Stoically bearing his battle scars while crunching financial spreadsheets, Ryan uncovers the financial fingerprints of Mousa Bin Suleiman (Ali Suliman), a terrorist embittered as a child by a 1983 bombing raid on his Beqaa Valley home and now plotting an atrocity on US soil. The story finds something for Dr Cathy Mueller (Abbie Cornish) to do, by the cheat of making her an epidemiologist specialising in ebola which might come in handy later; but Jack and the future Mrs. Ryan are passive creations compared to some of the others. Suleiman, seen in flashback as a financial analyst rebuffed by middle-aged Parisian bankers, and his wife Hanin (Dina Shihabi), whose efforts to escape her husband are an odyssey through legal and illegal refugee escape routes, are far more active.
Meanwhile two American characters are darkly shaded enough to suggest actual character drama rather than ballistic adventure. One is Ryan’s boss James Greer (Wendell Pierce), now carrying a backstory in which he converted to Islam for marriage but is now in a torrid divorce. The other is a US drone pilot struggling not to come apart at the seams after a career murdering people from a mile away – played by John Magaro in a brief sub-plot that gestures towards the irrational agonies of industrial killing.
Depiction of a thing is not examination of a thing, though. Two decades after pay TV networks, led by HBO, set the cultural controls for the heart of male darkness, the template of flawed, conflicted, harassed males has become so embedded that it’s worth asking how far into those irrational agonies it can actually now dig. Compared to the hysterical wish-fulfilment of 24, this new Jack Ryan series is the hangover after the binge, morbidly certain that history is doomed to repeat endlessly whether or not foreign bones are broken and rendition made extraordinary.

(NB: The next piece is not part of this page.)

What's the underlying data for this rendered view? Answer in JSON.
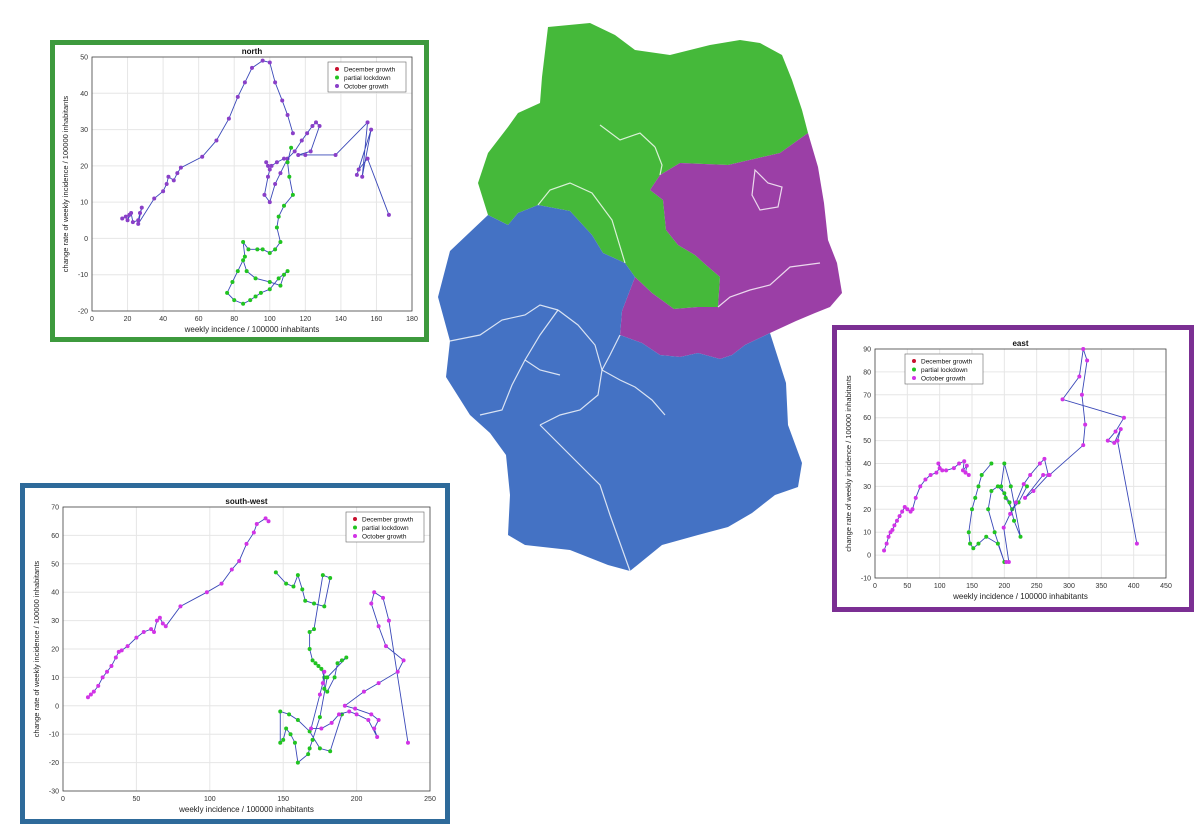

Most of its characters are clad in a host of familiar signifiers, too many to match the despair of the topic, and the writing of Ryan himself is as prosaic as it gets.

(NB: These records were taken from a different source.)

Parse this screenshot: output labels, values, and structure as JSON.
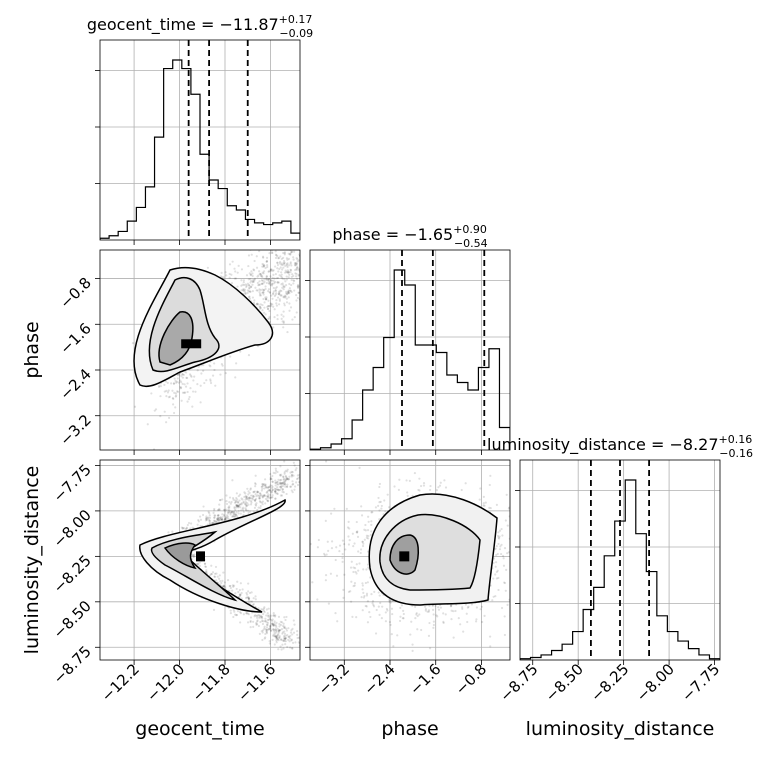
{
  "chart_data": {
    "type": "corner",
    "parameters": [
      "geocent_time",
      "phase",
      "luminosity_distance"
    ],
    "grid": true,
    "ranges": {
      "geocent_time": [
        -12.35,
        -11.47
      ],
      "phase": [
        -3.8,
        -0.3
      ],
      "luminosity_distance": [
        -8.82,
        -7.72
      ]
    },
    "ticks": {
      "geocent_time": [
        "−12.2",
        "−12.0",
        "−11.8",
        "−11.6"
      ],
      "phase": [
        "−3.2",
        "−2.4",
        "−1.6",
        "−0.8"
      ],
      "luminosity_distance": [
        "−8.75",
        "−8.50",
        "−8.25",
        "−8.00",
        "−7.75"
      ]
    },
    "tick_values": {
      "geocent_time": [
        -12.2,
        -12.0,
        -11.8,
        -11.6
      ],
      "phase": [
        -3.2,
        -2.4,
        -1.6,
        -0.8
      ],
      "luminosity_distance": [
        -8.75,
        -8.5,
        -8.25,
        -8.0,
        -7.75
      ]
    },
    "axis_labels": {
      "geocent_time": "geocent_time",
      "phase": "phase",
      "luminosity_distance": "luminosity_distance"
    },
    "titles": [
      {
        "param": "geocent_time",
        "prefix": "geocent_time = ",
        "value": "−11.87",
        "plus": "+0.17",
        "minus": "−0.09"
      },
      {
        "param": "phase",
        "prefix": "phase = ",
        "value": "−1.65",
        "plus": "+0.90",
        "minus": "−0.54"
      },
      {
        "param": "luminosity_distance",
        "prefix": "luminosity_distance = ",
        "value": "−8.27",
        "plus": "+0.16",
        "minus": "−0.16"
      }
    ],
    "quantiles": {
      "geocent_time": [
        -11.96,
        -11.87,
        -11.7
      ],
      "phase": [
        -2.19,
        -1.65,
        -0.75
      ],
      "luminosity_distance": [
        -8.43,
        -8.27,
        -8.11
      ]
    },
    "histograms": {
      "geocent_time": {
        "edges_range": [
          -12.35,
          -11.47
        ],
        "counts": [
          0.2,
          0.5,
          1.0,
          2.2,
          3.8,
          6.2,
          12.0,
          20.0,
          21.0,
          20.0,
          17.0,
          10.0,
          7.0,
          6.0,
          4.0,
          3.5,
          2.4,
          2.0,
          1.8,
          2.0,
          2.2,
          0.8
        ]
      },
      "phase": {
        "edges_range": [
          -3.8,
          -0.3
        ],
        "counts": [
          0.1,
          0.3,
          0.8,
          1.5,
          4.0,
          8.0,
          11.0,
          15.0,
          24.0,
          22.0,
          14.0,
          14.0,
          13.0,
          10.0,
          9.0,
          8.0,
          11.0,
          13.5,
          3.0
        ]
      },
      "luminosity_distance": {
        "edges_range": [
          -8.82,
          -7.72
        ],
        "counts": [
          0.2,
          0.4,
          0.8,
          1.5,
          2.5,
          4.5,
          8.0,
          11.5,
          16.5,
          22.0,
          28.5,
          20.0,
          14.0,
          7.0,
          4.5,
          3.0,
          1.8,
          0.8,
          0.2
        ]
      }
    },
    "joint": [
      {
        "x": "geocent_time",
        "y": "phase",
        "mode": {
          "x": -11.94,
          "y": -1.95
        },
        "description_points": [
          {
            "x": -11.95,
            "y": -1.98
          },
          {
            "x": -11.85,
            "y": -1.85
          },
          {
            "x": -11.7,
            "y": -1.3
          },
          {
            "x": -11.55,
            "y": -1.0
          }
        ]
      },
      {
        "x": "geocent_time",
        "y": "luminosity_distance",
        "mode": {
          "x": -11.91,
          "y": -8.25
        }
      },
      {
        "x": "phase",
        "y": "luminosity_distance",
        "mode": {
          "x": -2.15,
          "y": -8.25
        }
      }
    ]
  }
}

If art has a role in understanding 21st century terrorism as a step towards making it extinct – and we had all better hope that it does – those understandings might not come from the organised sanity of TV procedurals and their faith in cause and effect, but from something that recognises the mental hysteria involved in killing one thousand people you don’t know, or the equal psychic bedlam of quenching that impulse at source. Season three of David Lynch’s Twin Peaks remains unmatched in its grasp of this madness and the irrationality of masculine violence, which is why that show is a legitimate heir to 20 years of less surreal television series digging into difficult men. Tom Clancy’s Jack Ryan is too earthbound to investigate its own topic to any similar extent, and possibly not that interested in doing so either. It’s as comfortable as The Hunt for Red October was with the theory that an analyst with a bad back catching a lucky break is a workable anti-terrorism solution, but that sounds a lot less convincing now than it did then.